Un nettoyage 1 à 2 fois par an suffit dans la plupart des cas, dont un passage après la chute des feuilles. Près de résineux, qui perdent leurs aiguilles toute l'année, un contrôle supplémentaire au printemps est prudent. Une gouttière bouchée déborde et renvoie l'eau vers la façade et les fondations, avec des dégâts sans commune mesure avec le coût du nettoyage : comptez 5 à 15 €/ml selon la hauteur et l'encrassement. Les crapaudines posées sur chaque descente retiennent les feuilles et espacent les interventions, sans les supprimer.

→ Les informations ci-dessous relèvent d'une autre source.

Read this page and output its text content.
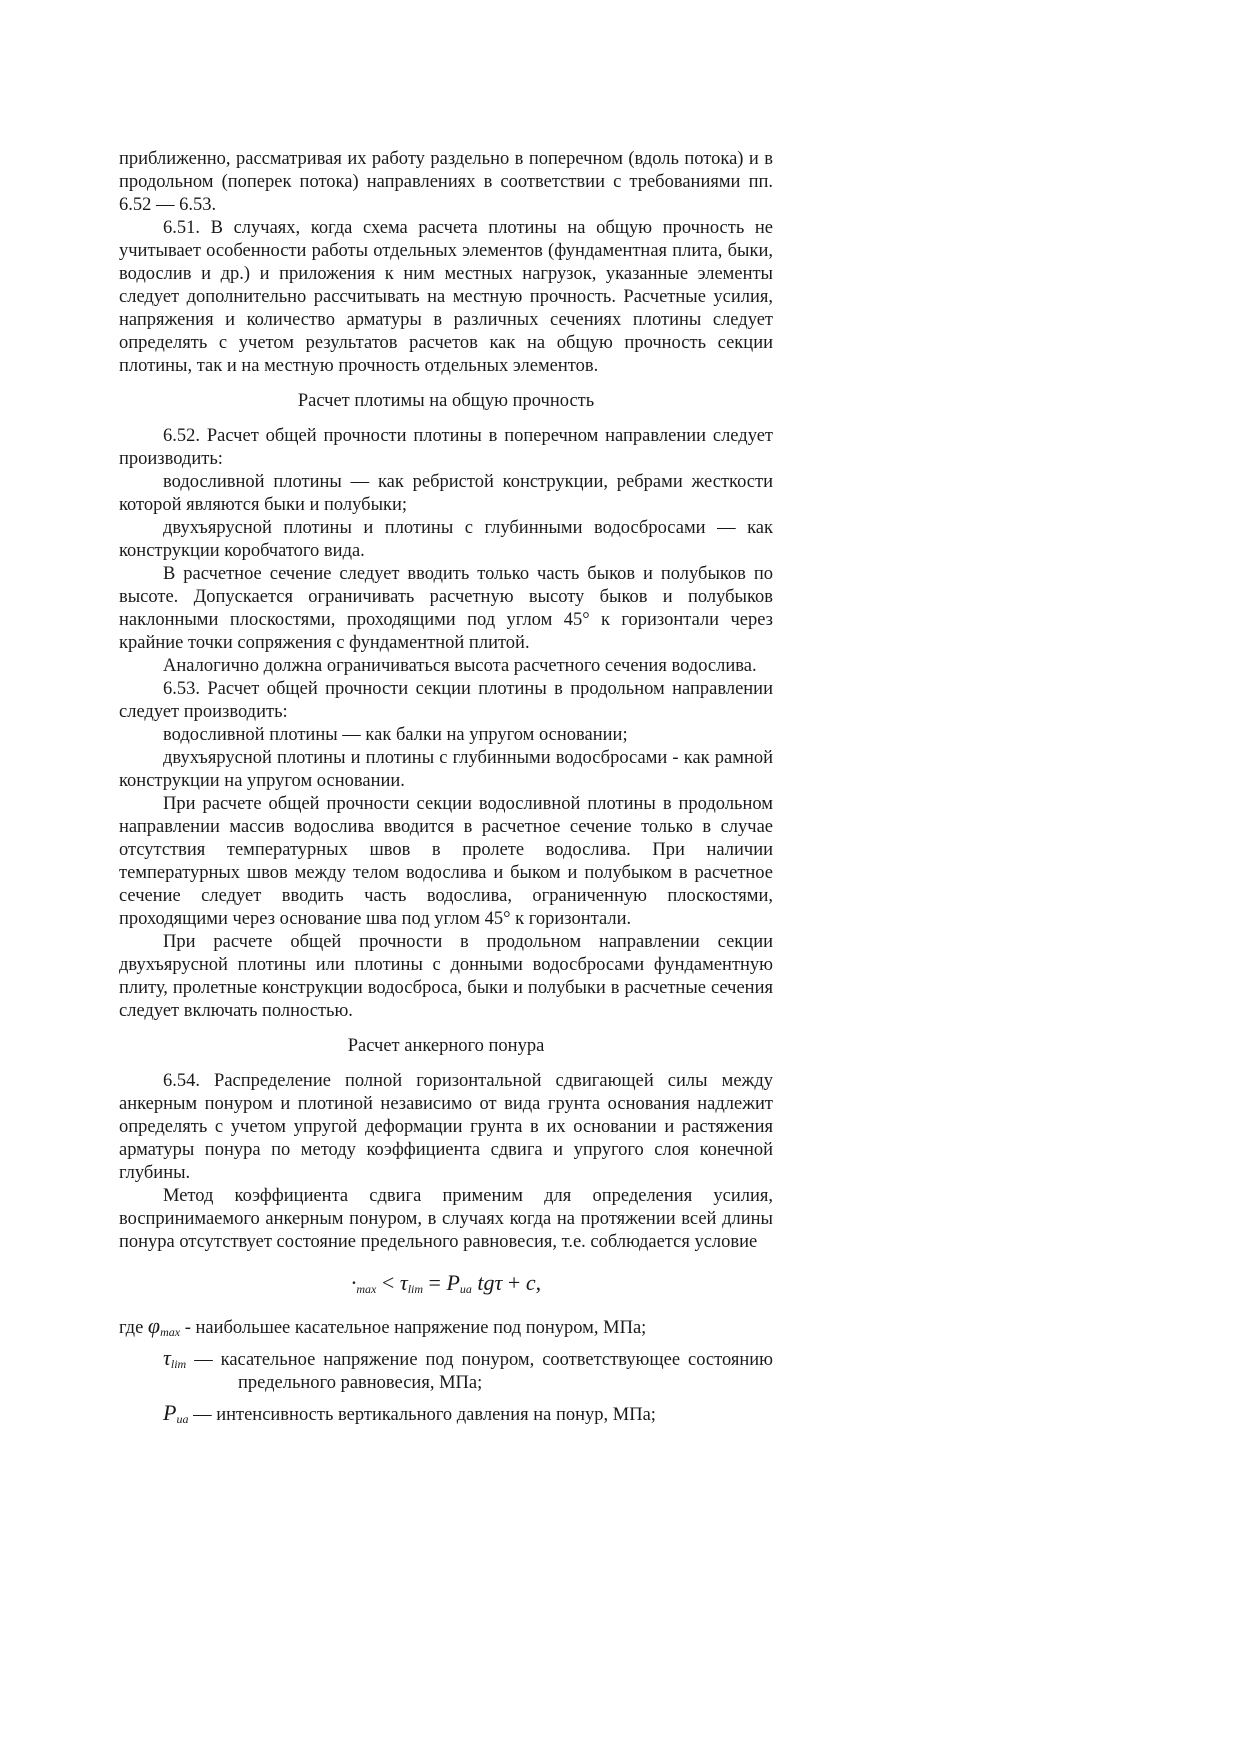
приближенно, рассматривая их работу раздельно в поперечном (вдоль потока) и в продольном (поперек потока) направлениях в соответствии с требованиями пп. 6.52 — 6.53.

6.51. В случаях, когда схема расчета плотины на общую прочность не учитывает особенности работы отдельных элементов (фундаментная плита, быки, водослив и др.) и приложения к ним местных нагрузок, указанные элементы следует дополнительно рассчитывать на местную прочность. Расчетные усилия, напряжения и количество арматуры в различных сечениях плотины следует определять с учетом результатов расчетов как на общую прочность секции плотины, так и на местную прочность отдельных элементов.

Расчет плотимы на общую прочность

6.52. Расчет общей прочности плотины в поперечном направлении следует производить:

водосливной плотины — как ребристой конструкции, ребрами жесткости которой являются быки и полубыки;

двухъярусной плотины и плотины с глубинными водосбросами — как конструкции коробчатого вида.

В расчетное сечение следует вводить только часть быков и полубыков по высоте. Допускается ограничивать расчетную высоту быков и полубыков наклонными плоскостями, проходящими под углом 45° к горизонтали через крайние точки сопряжения с фундаментной плитой.

Аналогично должна ограничиваться высота расчетного сечения водослива.

6.53. Расчет общей прочности секции плотины в продольном направлении следует производить:

водосливной плотины — как балки на упругом основании;

двухъярусной плотины и плотины с глубинными водосбросами - как рамной конструкции на упругом основании.

При расчете общей прочности секции водосливной плотины в продольном направлении массив водослива вводится в расчетное сечение только в случае отсутствия температурных швов в пролете водослива. При наличии температурных швов между телом водослива и быком и полубыком в расчетное сечение следует вводить часть водослива, ограниченную плоскостями, проходящими через основание шва под углом 45° к горизонтали.

При расчете общей прочности в продольном направлении секции двухъярусной плотины или плотины с донными водосбросами фундаментную плиту, пролетные конструкции водосброса, быки и полубыки в расчетные сечения следует включать полностью.

Расчет анкерного понура

6.54. Распределение полной горизонтальной сдвигающей силы между анкерным понуром и плотиной независимо от вида грунта основания надлежит определять с учетом упругой деформации грунта в их основании и растяжения арматуры понура по методу коэффициента сдвига и упругого слоя конечной глубины.

Метод коэффициента сдвига применим для определения усилия, воспринимаемого анкерным понуром, в случаях когда на протяжении всей длины понура отсутствует состояние предельного равновесия, т.е. соблюдается условие

$\cdot_{max} < \tau_{lim} = P_{ua}$ tgτ + c,

где $\varphi_{max}$ - наибольшее касательное напряжение под понуром, МПа;

$\tau_{lim}$ — касательное напряжение под понуром, соответствующее состоянию предельного равновесия, МПа;

$P_{ua}$ — интенсивность вертикального давления на понур, МПа;
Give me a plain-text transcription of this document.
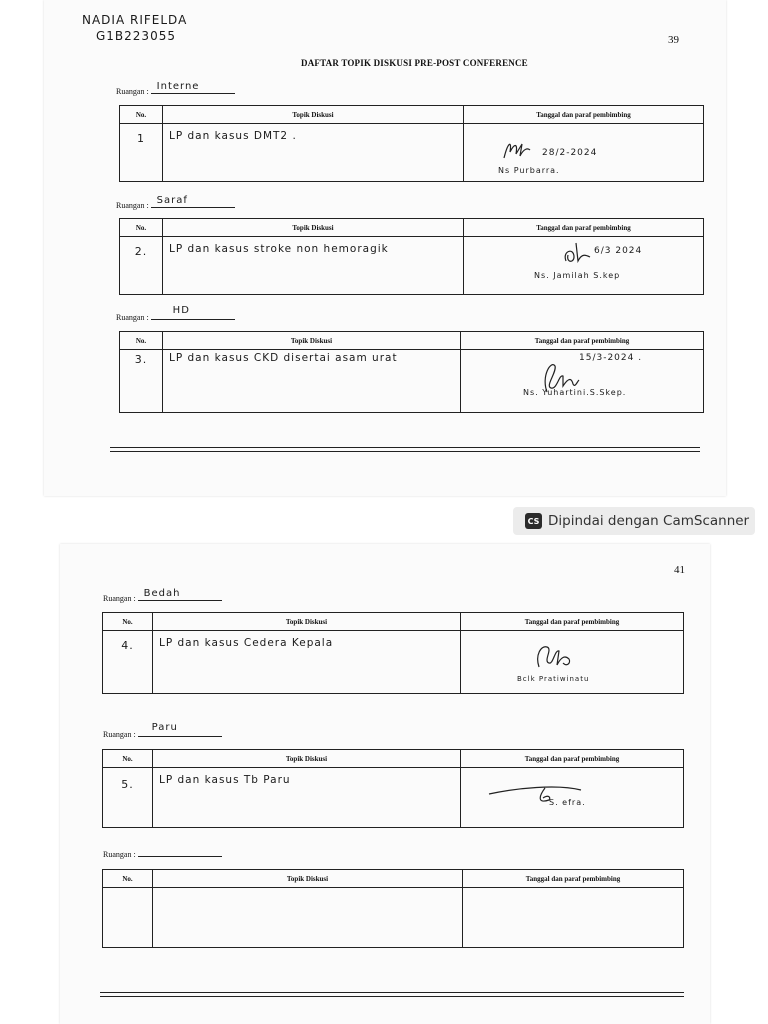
NADIA RIFELDA
G1B223055	39
DAFTAR TOPIK DISKUSI PRE-POST CONFERENCE
Ruangan : Interne
No.	Topik Diskusi	Tanggal dan paraf pembimbing
1	LP dan kasus DMT2 .	28/2-2024
Ns Purbarra.
Ruangan : Saraf
No.	Topik Diskusi	Tanggal dan paraf pembimbing
2.	LP dan kasus stroke non hemoragik	6/3 2024
Ns. Jamilah S.kep
Ruangan :
HD
No.	Topik Diskusi	Tanggal dan paraf pembimbing
3.	LP dan kasus CKD disertai asam urat	15/3-2024 .
Ns. Yuhartini.S.Skep.
CS Dipindai dengan CamScanner
41
Ruangan : Bedah
No.	Topik Diskusi	Tanggal dan paraf pembimbing
4.	LP dan kasus Cedera Kepala	Bclk Pratiwinatu
Ruangan :
Paru
No.	Topik Diskusi	Tanggal dan paraf pembimbing
5.	LP dan kasus Tb Paru	S. efra.
Ruangan :
No.	Topik Diskusi	Tanggal dan paraf pembimbing
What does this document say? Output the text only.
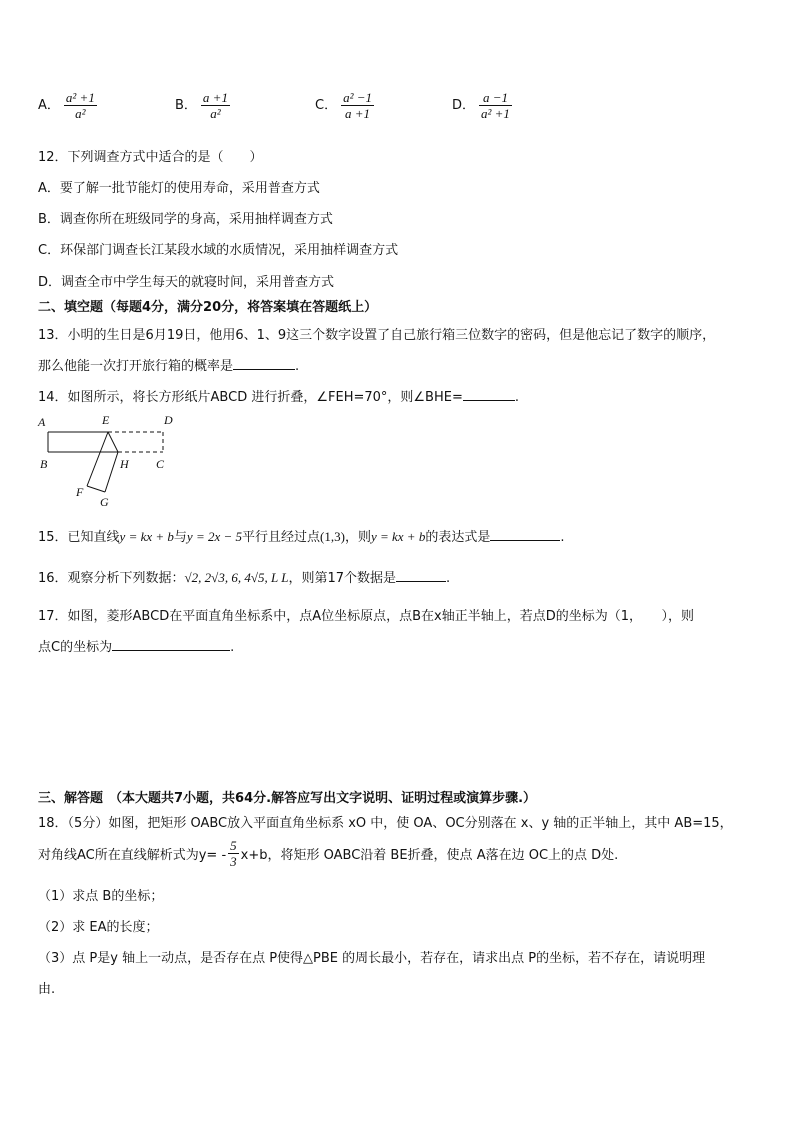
A． $\frac{\text{a² +1}}{\text{a²}}$	B． $\frac{a +1}{\text{a²}}$	C． $\frac{\text{a² −1}}{a +1}$	D． $\frac{a -1}{\text{a² +1}}$
12．下列调查方式中适合的是（　　）
A．要了解一批节能灯的使用寿命，采用普查方式
B．调查你所在班级同学的身高，采用抽样调查方式
C．环保部门调查长江某段水域的水质情况，采用抽样调查方式
D．调查全市中学生每天的就寝时间，采用普查方式
二、填空题（每题4分，满分20分，将答案填在答题纸上）
13．小明的生日是6月19日，他用6、1、9这三个数字设置了自己旅行箱三位数字的密码，但是他忘记了数字的顺序，
那么他能一次打开旅行箱的概率是	.
14．如图所示，将长方形纸片ABCD 进行折叠，∠FEH=70°，则∠BHE=	.
A	E	D
B	H C
F
G
15．已知直线y = kx + b与y = 2x − 5平行且经过点(1,3)，则y = kx + b的表达式是	.
16．观察分析下列数据：√2, 2√3, 6, 4√5, L L，则第17个数据是	.
17．如图，菱形ABCD在平面直角坐标系中，点A位坐标原点，点B在x轴正半轴上，若点D的坐标为（1，　　），则
点C的坐标为	.
三、解答题 （本大题共7小题，共64分.解答应写出文字说明、证明过程或演算步骤.）
18．（5分）如图，把矩形 OABC放入平面直角坐标系 xO 中，使 OA、OC分别落在 x、y 轴的正半轴上，其中 AB=15，
对角线AC所在直线解析式为$y= - \frac{5}{3} x+b$，将矩形 OABC沿着 BE折叠，使点 A落在边 OC上的点 D处.
（1）求点 B的坐标；
（2）求 EA的长度；
（3）点 P是y 轴上一动点，是否存在点 P使得△PBE 的周长最小，若存在，请求出点 P的坐标，若不存在，请说明理
由.
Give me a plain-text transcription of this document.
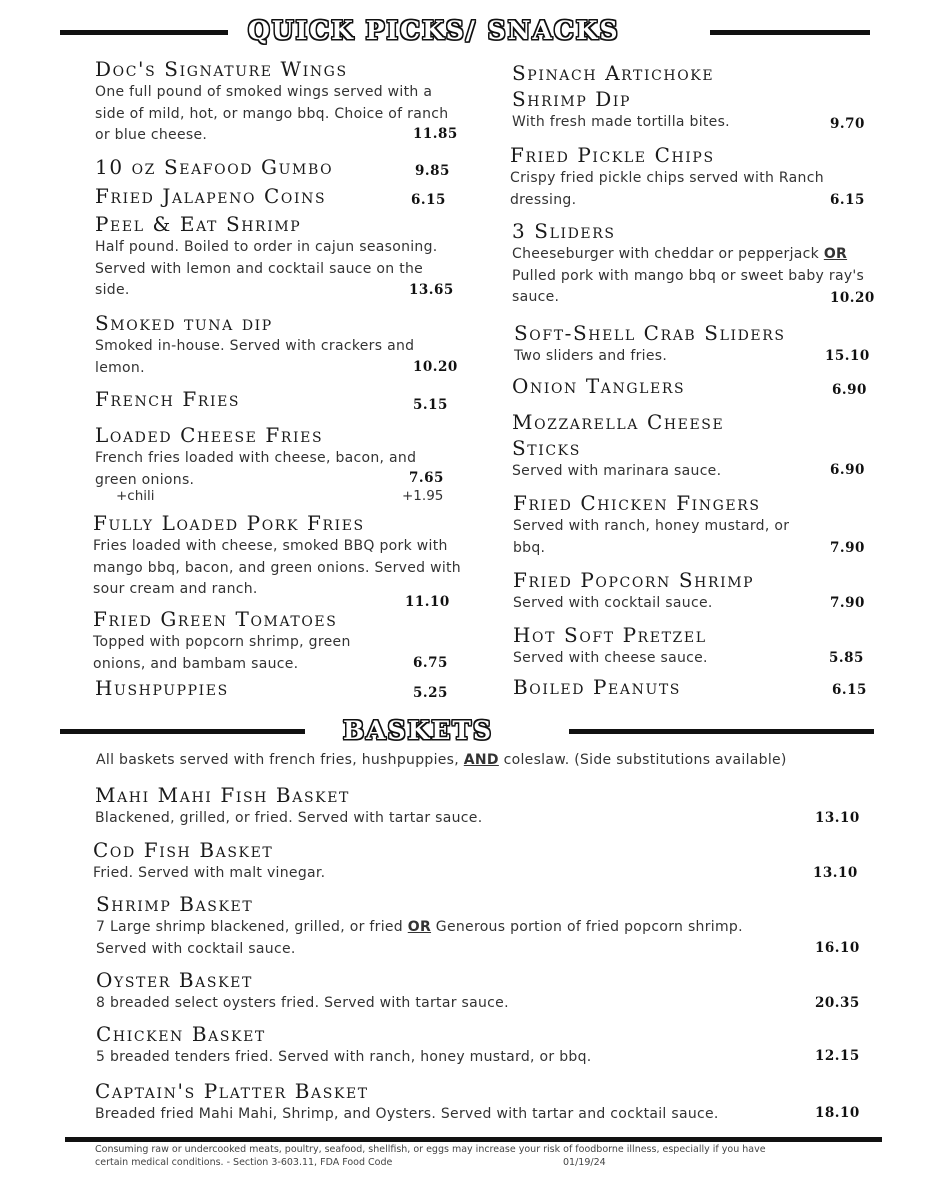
QUICK PICKS/ SNACKS
Doc's Signature Wings
One full pound of smoked wings served with a side of mild, hot, or mango bbq. Choice of ranch or blue cheese.	11.85
10 oz Seafood Gumbo	9.85
Fried Jalapeno Coins	6.15
Peel & Eat Shrimp
Half pound. Boiled to order in cajun seasoning. Served with lemon and cocktail sauce on the side.	13.65
Smoked tuna dip
Smoked in-house. Served with crackers and lemon.	10.20
French Fries	5.15
Loaded Cheese Fries
French fries loaded with cheese, bacon, and green onions.	7.65
+chili	+1.95
Fully Loaded Pork Fries
Fries loaded with cheese, smoked BBQ pork with mango bbq, bacon, and green onions. Served with sour cream and ranch.
11.10
Fried Green Tomatoes
Topped with popcorn shrimp, green onions, and bambam sauce.	6.75
Hushpuppies	5.25
Spinach Artichoke Shrimp Dip
With fresh made tortilla bites.	9.70
Fried Pickle Chips
Crispy fried pickle chips served with Ranch dressing.	6.15
3 Sliders
Cheeseburger with cheddar or pepperjack OR Pulled pork with mango bbq or sweet baby ray's sauce.	10.20
Soft-Shell Crab Sliders
Two sliders and fries.	15.10
Onion Tanglers	6.90
Mozzarella Cheese Sticks
Served with marinara sauce.	6.90
Fried Chicken Fingers
Served with ranch, honey mustard, or bbq.	7.90
Fried Popcorn Shrimp
Served with cocktail sauce.	7.90
Hot Soft Pretzel
Served with cheese sauce.	5.85
Boiled Peanuts	6.15
BASKETS
All baskets served with french fries, hushpuppies, AND coleslaw. (Side substitutions available)
Mahi Mahi Fish Basket
Blackened, grilled, or fried. Served with tartar sauce.	13.10
Cod Fish Basket
Fried. Served with malt vinegar.	13.10
Shrimp Basket
7 Large shrimp blackened, grilled, or fried OR Generous portion of fried popcorn shrimp. Served with cocktail sauce.	16.10
Oyster Basket
8 breaded select oysters fried. Served with tartar sauce.	20.35
Chicken Basket
5 breaded tenders fried. Served with ranch, honey mustard, or bbq.	12.15
Captain's Platter Basket
Breaded fried Mahi Mahi, Shrimp, and Oysters. Served with tartar and cocktail sauce.	18.10
Consuming raw or undercooked meats, poultry, seafood, shellfish, or eggs may increase your risk of foodborne illness, especially if you have
certain medical conditions. - Section 3-603.11, FDA Food Code	01/19/24
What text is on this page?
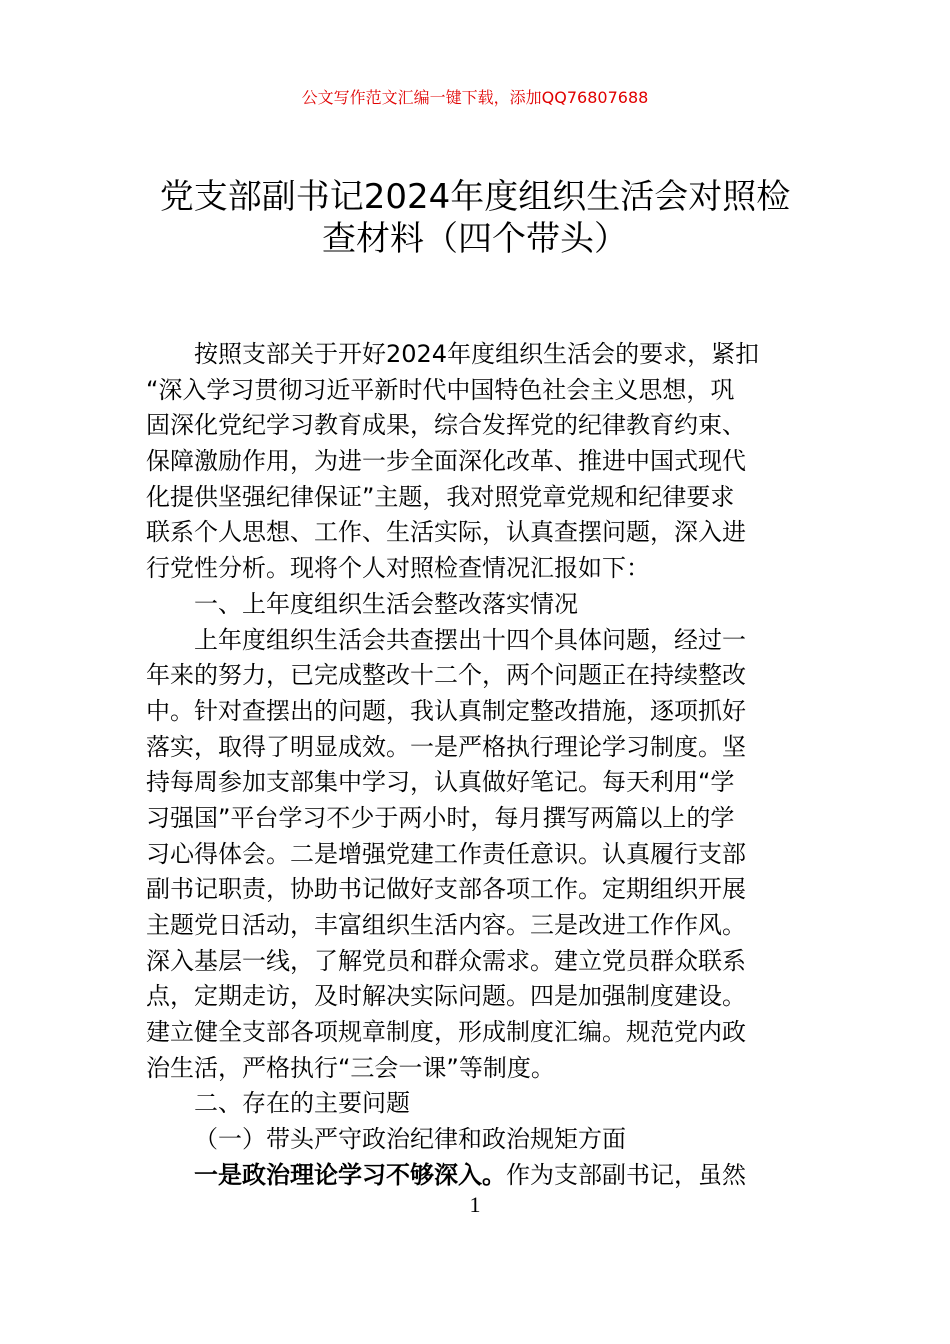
公文写作范文汇编一键下载，添加QQ76807688
党支部副书记2024年度组织生活会对照检
查材料（四个带头）
按照支部关于开好2024年度组织生活会的要求，紧扣
“深入学习贯彻习近平新时代中国特色社会主义思想，巩
固深化党纪学习教育成果，综合发挥党的纪律教育约束、
保障激励作用，为进一步全面深化改革、推进中国式现代
化提供坚强纪律保证”主题，我对照党章党规和纪律要求
联系个人思想、工作、生活实际，认真查摆问题，深入进
行党性分析。现将个人对照检查情况汇报如下：
一、上年度组织生活会整改落实情况
上年度组织生活会共查摆出十四个具体问题，经过一
年来的努力，已完成整改十二个，两个问题正在持续整改
中。针对查摆出的问题，我认真制定整改措施，逐项抓好
落实，取得了明显成效。一是严格执行理论学习制度。坚
持每周参加支部集中学习，认真做好笔记。每天利用“学
习强国”平台学习不少于两小时，每月撰写两篇以上的学
习心得体会。二是增强党建工作责任意识。认真履行支部
副书记职责，协助书记做好支部各项工作。定期组织开展
主题党日活动，丰富组织生活内容。三是改进工作作风。
深入基层一线，了解党员和群众需求。建立党员群众联系
点，定期走访，及时解决实际问题。四是加强制度建设。
建立健全支部各项规章制度，形成制度汇编。规范党内政
治生活，严格执行“三会一课”等制度。
二、存在的主要问题
（一）带头严守政治纪律和政治规矩方面
一是政治理论学习不够深入。作为支部副书记，虽然
1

Quelle TVA et quelles aides pour des gouttières ?
La TVA à 10 % s'applique à la fourniture et à la pose de gouttières sur un logement achevé depuis plus de 2 ans, quand l'artisan fournit le matériel. En construction neuve, la TVA reste à 20 %. Les gouttières ne relèvent pas de la rénovation énergétique : ni MaPrimeRénov' ni les Certificats d'Économie d'Énergie ne s'appliquent à ce poste seul. L'attestation simplifiée de TVA réduite est à signer avant facturation ; l'artisan la fournit. Si les gouttières s'intègrent à une rénovation globale aidée, seuls les postes éligibles ouvrent droit aux aides.